By 1926, he and his fellow gangsters were making $3.6 billion a year—in 1926 money! To give some perspective, that was more than the entire expenditure of the U.S. government. The criminals could outbid and outgun the state. So they crippled the institutions of a democratic state and ruled, just as drug gangs do today in Mexico, Afghanistan, and ghettos from South Central Los Angeles to the banlieues of Paris. They have been handed a market so massive that they can tool up to intimidate everyone in their area, bribe many police and judges into submission, and achieve such a vast size, the honest police couldn't even begin to get them all. The late Nobel Prize winning economist Milton Friedman said, "Al Capone epitomizes our earlier attempts at Prohibition; the Crips and Bloods epitomize this one."

One insight, more than any other, ripples down from Okrent's history to our own bout of prohibition. Armed criminal gangs don't fear prohibition: They love it. He has uncovered fascinating evidence that the criminal gangs sometimes financially supported dry politicians, precisely to keep it in place ... Legalizers are the only people who can bankrupt and destroy the drug gangs, just as they destroyed Capone. Only the prohibitionists can keep them alive.

The War on Drugs is an important issue regarding the relationship between the individual and the state, but here's why it will become a hot topic ... $$$

After the Great Crash, the government's revenues from income taxes collapsed by 60 percent in just three years, while the need for spending to stimulate the economy was skyrocketing. The U.S. government needed a new source of income, fast. The giant untaxed, unchecked alcohol industry suddenly looked like a giant pot of cash at the end of the prohibitionist rainbow. Could the same thing happen today, after our own Great Crash? The bankrupt state of California is about to hold a referendum to legalize and tax cannabis, and Gov. Arnold Schwarzenegger has pointed out that it could raise massive sums. Yes, history does rhyme.

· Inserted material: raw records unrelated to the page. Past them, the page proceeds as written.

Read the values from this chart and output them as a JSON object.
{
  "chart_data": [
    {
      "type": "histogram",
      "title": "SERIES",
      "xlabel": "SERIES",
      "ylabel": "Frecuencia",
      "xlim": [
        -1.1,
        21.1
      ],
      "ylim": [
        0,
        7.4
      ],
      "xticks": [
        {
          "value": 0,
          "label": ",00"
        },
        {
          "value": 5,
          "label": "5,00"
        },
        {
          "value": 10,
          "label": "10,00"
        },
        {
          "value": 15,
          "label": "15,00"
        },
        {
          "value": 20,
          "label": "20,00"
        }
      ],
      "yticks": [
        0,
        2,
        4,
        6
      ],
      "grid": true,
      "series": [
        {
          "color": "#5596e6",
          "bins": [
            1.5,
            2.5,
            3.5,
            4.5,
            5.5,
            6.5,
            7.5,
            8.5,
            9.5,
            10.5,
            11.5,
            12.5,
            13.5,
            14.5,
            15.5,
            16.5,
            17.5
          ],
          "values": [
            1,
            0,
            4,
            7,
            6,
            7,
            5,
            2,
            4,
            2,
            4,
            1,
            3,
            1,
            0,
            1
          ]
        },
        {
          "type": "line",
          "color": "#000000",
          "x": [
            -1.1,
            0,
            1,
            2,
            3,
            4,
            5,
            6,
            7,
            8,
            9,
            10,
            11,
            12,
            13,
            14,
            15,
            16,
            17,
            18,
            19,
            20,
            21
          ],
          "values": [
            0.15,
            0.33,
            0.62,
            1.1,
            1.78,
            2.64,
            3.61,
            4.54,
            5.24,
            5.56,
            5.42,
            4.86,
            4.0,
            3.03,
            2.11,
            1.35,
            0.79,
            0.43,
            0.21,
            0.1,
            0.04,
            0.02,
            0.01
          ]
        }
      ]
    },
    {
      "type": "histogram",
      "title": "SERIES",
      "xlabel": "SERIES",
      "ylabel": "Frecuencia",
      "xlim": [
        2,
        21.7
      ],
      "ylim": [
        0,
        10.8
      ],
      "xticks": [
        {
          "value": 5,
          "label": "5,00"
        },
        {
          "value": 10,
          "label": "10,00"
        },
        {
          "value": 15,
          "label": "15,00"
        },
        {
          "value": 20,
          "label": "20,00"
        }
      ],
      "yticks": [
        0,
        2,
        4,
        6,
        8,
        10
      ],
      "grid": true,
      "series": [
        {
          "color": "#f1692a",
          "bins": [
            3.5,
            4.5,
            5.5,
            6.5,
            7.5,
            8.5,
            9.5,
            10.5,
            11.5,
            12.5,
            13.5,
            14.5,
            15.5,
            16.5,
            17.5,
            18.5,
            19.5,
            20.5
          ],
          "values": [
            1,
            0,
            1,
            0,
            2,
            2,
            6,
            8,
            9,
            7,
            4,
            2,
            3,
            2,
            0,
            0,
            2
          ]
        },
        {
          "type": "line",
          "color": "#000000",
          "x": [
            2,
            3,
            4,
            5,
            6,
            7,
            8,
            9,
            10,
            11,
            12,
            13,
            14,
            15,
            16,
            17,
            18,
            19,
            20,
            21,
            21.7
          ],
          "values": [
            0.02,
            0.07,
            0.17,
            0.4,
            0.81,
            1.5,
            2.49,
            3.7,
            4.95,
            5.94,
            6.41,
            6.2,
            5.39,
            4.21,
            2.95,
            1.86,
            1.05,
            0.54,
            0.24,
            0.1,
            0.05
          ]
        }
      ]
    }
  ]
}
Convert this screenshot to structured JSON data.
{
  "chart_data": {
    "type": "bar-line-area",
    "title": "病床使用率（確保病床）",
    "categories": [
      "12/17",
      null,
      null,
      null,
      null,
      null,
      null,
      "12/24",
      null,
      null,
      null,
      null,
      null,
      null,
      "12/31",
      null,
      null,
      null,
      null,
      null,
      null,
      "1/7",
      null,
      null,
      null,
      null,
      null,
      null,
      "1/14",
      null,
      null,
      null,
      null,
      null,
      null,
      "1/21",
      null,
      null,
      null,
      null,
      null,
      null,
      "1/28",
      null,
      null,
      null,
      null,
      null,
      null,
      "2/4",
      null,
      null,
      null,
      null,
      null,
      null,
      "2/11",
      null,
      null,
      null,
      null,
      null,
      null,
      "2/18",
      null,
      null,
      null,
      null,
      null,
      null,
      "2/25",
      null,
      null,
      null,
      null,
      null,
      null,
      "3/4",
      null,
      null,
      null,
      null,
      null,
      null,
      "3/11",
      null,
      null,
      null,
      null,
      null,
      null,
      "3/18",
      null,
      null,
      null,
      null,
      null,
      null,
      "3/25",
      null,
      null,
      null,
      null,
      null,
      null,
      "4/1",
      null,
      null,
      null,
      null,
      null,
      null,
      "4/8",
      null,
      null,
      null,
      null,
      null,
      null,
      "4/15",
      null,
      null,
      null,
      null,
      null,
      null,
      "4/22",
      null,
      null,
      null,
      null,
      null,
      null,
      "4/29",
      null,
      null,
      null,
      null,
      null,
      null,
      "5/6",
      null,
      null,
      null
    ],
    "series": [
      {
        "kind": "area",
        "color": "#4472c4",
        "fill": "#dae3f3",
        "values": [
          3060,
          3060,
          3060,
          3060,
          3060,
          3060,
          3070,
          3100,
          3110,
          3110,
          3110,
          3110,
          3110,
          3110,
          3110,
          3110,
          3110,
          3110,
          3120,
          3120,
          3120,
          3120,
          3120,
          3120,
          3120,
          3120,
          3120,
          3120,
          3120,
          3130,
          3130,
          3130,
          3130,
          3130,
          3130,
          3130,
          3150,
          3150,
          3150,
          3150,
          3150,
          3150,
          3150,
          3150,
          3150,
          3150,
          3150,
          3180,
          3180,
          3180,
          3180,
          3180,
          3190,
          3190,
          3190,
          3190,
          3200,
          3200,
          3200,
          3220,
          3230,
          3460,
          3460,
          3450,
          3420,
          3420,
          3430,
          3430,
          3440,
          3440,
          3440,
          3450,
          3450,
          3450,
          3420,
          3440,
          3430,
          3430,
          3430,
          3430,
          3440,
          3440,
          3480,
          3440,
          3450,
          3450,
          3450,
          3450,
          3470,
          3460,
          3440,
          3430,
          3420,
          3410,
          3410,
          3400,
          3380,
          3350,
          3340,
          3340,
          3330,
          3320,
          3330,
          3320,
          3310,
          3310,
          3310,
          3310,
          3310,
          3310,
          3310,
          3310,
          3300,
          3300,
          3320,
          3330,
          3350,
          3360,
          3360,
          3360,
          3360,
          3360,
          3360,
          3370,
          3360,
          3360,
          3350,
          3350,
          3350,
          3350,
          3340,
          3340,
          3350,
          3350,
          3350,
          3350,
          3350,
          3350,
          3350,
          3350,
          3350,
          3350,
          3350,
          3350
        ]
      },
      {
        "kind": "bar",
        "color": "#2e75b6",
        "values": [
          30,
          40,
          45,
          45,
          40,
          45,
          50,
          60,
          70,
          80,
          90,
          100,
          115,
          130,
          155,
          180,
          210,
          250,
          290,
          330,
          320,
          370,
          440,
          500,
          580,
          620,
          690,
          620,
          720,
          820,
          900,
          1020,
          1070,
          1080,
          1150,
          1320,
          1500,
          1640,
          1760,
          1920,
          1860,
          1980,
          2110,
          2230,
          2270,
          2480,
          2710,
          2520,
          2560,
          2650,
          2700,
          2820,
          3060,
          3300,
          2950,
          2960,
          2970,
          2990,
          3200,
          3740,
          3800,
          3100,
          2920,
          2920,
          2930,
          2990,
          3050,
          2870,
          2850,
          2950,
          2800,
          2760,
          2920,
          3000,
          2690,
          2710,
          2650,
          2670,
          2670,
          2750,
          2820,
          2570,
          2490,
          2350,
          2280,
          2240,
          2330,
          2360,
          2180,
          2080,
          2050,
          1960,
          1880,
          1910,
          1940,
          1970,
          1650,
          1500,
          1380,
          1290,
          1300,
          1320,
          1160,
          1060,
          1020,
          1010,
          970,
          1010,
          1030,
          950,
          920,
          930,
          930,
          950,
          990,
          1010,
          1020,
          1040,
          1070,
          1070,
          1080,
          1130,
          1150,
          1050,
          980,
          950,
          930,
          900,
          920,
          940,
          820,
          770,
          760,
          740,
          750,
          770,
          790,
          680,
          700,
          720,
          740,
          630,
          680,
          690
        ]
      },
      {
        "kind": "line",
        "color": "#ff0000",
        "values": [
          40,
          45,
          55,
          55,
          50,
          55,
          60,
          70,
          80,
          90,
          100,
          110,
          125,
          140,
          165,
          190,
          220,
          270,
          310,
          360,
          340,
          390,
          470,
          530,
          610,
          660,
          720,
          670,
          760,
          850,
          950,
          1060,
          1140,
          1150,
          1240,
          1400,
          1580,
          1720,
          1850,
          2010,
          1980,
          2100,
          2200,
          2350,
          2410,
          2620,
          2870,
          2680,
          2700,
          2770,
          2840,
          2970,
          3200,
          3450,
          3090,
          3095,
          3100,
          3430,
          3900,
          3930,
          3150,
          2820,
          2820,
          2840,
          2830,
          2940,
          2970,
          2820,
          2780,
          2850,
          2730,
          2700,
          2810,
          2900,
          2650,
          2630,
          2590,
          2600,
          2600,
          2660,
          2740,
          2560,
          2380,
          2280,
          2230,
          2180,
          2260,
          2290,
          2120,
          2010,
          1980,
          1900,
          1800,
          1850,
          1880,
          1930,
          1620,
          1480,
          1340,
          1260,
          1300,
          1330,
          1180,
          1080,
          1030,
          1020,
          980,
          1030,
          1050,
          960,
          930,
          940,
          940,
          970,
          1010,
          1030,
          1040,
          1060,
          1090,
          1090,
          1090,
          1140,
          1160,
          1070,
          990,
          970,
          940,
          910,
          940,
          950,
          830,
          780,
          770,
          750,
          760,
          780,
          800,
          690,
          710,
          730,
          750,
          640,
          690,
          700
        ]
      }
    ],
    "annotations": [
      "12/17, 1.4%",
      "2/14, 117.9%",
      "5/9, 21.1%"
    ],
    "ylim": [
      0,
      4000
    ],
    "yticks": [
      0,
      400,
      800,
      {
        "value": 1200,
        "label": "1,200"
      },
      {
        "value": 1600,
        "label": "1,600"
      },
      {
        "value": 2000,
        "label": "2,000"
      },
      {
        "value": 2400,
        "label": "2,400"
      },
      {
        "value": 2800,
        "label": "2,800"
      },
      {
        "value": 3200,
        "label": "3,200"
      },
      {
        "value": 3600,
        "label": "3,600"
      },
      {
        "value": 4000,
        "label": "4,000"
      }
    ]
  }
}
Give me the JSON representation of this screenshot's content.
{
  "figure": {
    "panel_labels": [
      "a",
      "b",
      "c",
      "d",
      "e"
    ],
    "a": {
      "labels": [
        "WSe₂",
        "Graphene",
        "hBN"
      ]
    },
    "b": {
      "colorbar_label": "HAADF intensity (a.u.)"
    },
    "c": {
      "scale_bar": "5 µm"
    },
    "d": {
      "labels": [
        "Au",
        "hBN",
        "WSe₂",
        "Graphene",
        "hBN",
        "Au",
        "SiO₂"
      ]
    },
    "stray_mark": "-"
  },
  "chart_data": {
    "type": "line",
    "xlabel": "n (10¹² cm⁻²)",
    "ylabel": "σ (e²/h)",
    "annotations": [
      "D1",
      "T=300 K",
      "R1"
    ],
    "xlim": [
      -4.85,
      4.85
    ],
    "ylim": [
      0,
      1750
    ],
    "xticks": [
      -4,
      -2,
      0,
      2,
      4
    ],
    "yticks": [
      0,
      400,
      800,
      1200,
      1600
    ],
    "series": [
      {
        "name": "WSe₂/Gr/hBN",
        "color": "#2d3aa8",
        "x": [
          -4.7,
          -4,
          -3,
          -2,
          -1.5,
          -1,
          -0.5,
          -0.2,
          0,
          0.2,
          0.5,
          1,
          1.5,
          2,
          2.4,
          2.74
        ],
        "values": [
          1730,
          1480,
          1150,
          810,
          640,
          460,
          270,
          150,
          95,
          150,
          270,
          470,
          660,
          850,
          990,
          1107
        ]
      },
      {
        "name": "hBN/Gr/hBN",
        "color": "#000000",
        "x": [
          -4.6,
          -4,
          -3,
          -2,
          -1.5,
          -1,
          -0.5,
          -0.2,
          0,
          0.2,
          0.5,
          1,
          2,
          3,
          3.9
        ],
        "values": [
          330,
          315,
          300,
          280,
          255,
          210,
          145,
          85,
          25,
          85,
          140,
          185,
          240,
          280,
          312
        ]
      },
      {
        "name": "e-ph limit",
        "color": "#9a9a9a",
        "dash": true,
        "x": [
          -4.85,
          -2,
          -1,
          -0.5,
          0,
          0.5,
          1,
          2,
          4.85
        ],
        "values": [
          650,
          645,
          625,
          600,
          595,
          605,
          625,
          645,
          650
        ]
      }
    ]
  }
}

Yes. Politicians are going to be desperate for tax revenues.

If you stop to think about it, it's quite audacious to believe you can immanentize the eschaton by punishing a person for doing bad things to himself anyways. Right? Sounds like progressive nanny-statism to me.

Besides, it's the illegality of drugs that has created the drug gangs, cartels, and all the violence that has come with them in the first place. Why do you think gangs fear legalization? Because they know legalization will put them out of business!

In the Drug War, Drugs Are Winning ...

Mexico is the biggest supplier of cannabis to the United States. Control of that market is one of the things that Mexican drug cartels are willing to kill for.

Legalizing weed in this country would be their worst nightmare. Why? Because it would offer Americans a legitimate supply of the stuff.

The War on Drugs creates militarized foreign threats too. It's a big mess.

Many people understandably worry that legalization would cause a huge rise in drug use, but the facts suggest this isn't the case. Portugal decriminalized the personal possession of all drugs in 2001, and—as a study by Glenn Greenwald for the Cato Institute found—it had almost no effect at all.* Indeed, drug use fell a little among the young. Similarly, Okrent says the end of alcohol prohibition "made it harder, not easier, to get a drink. ... Now there were closing hours and age limits, as well as a collection of geographic proscriptions that kept bars or package stores distant from schools, churches and hospitals." People didn't drink much more. The only change was that they didn't have to turn to armed criminal gangs for it, and they didn't end up swigging poison.

Who now defends alcohol prohibition? Is there a single person left?

It's not enough to say "drugs are bad, therefore I support the War on Drugs." The road to hell is paved with good intentions.